Aims: To describe impact of COVID-19 on lung cancer incidence, stage at diagnosis, treatment utilisation and timeliness of care in Victoria, Australia.
Methods: Retrospective study using population wide Victorian Cancer Registry data and clinical data from the Victorian Lung Cancer Registry, comparing data pre-COVID (01 Jan 2019 to 31 Mar 2020) with the COVID era (01 Apr 2020 to 31 Dec 2021). Population wide data on 9,857 lung cancer diagnoses diagnosed from 2019 to 2021 in Victorian residents, and 5,984 cases with additional clinical data.
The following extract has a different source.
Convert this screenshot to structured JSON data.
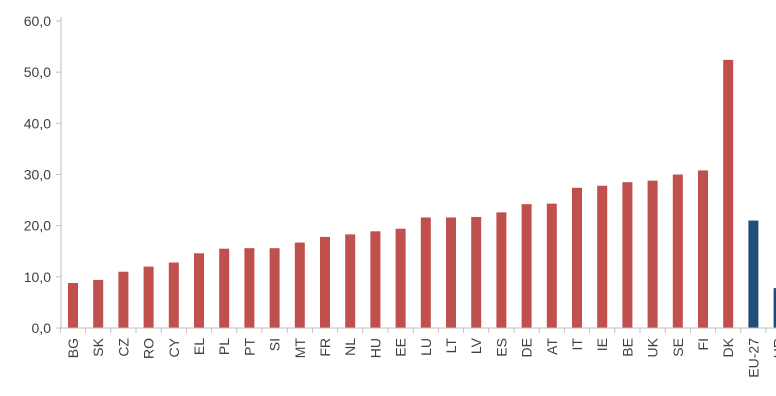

Results: Between Q2 2020 and end of 2021, 282 (95% CI = 190 – 374) fewer Victorians (127 (95%CI 63-190) males and 154 females (95%CI 88-222)) were diagnosed with lung cancer than expected. No differences were detected in clinical stage at diagnosis following the COVID-19 restrictions. No statistical difference was found in the proportion of patients receiving treatment comparing the COVID period (86.5%) with the pre-COVID period (88.0%; OR = 0.87 [0.75 - 1.02]). The proportion of patients receiving a diagnosis within ≤28 days of referral was similar in the COVID period (69.4%) compared with the pre-COVID period (69.1%; OR = 1.02 [0.91 - 1.14]). No differences were found between the proportion of cases who commenced treatment <= 42 days of referral between the pre-COVID and COVID period. Overall, timeliness measures were more likely to be met by younger patients. Time to treatment targets were less likely to be met for patients residing out of the major cities.
Conclusions: Compared to the expected number of diagnoses, 4.1% fewer lung cancer diagnoses were observed in 2020 and 2021 combined. Although the healthcare system in Victoria had many disruptions following COVID restrictions, no major negative impacts on treatment utilisation nor timeliness were observed.